Two weeks later, I’d kissed my husband goodbye and off he went for his night shift. I was running my son’s bath when I went to the toilet and could feel and see something coming down from my front. I panicked big time. Rang maternity and was told to go to A&E and was wished ‘all the best’ by the midwife on the phone. I couldn’t help but feel she knew I’d lost the baby then.
After a wait in A&E and an internal examination, the doctor uttered the words ‘you’ve had a miscarriage’ and mine and my husband’s hearts were broken. Luckily the maternity ward was quiet and we were able to go over there. I was taken past the room I was assessed in for my first baby and straight to the room me and my husband said we never wanted to be in, the ‘bereavement room’.

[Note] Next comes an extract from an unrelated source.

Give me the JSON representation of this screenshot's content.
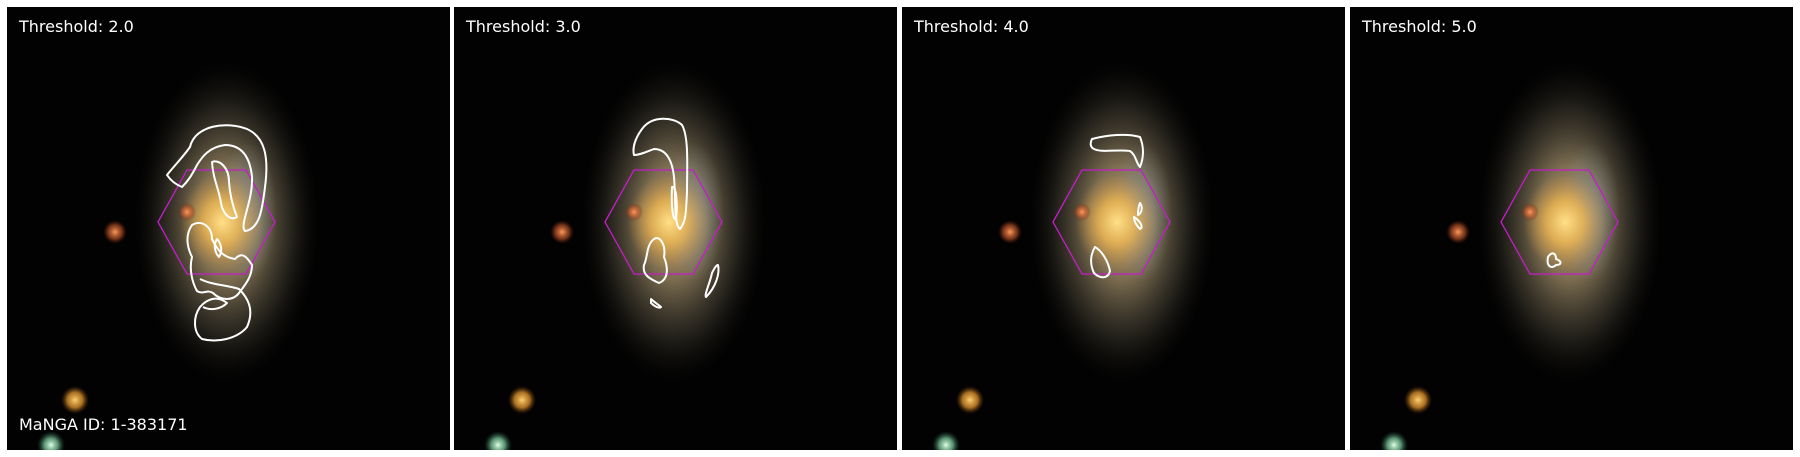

The midwife I was with was great at such an awful time. I gave birth to our little girl at 1:06am and after a horrible placenta removal, was asked to stay in for two hours due to my previous PPH. We sat with our baby and then left. I’d been awake nearly 24 hours and was emotionally and physically exhausted. I’d given birth with no contractions, my waters having to be broken and going against what I felt my body was telling me.
I honestly didn’t even know miscarriages could happen like that. I’d had no bleeding, no pain. I’d even taken a bump photo the day before and was so excited that I was out of the first trimester. Surely that counted for something? I was angry that our baby was deemed a ‘miscarriage’. It just seems like such an awful word. I just kept thinking, ‘why us?’.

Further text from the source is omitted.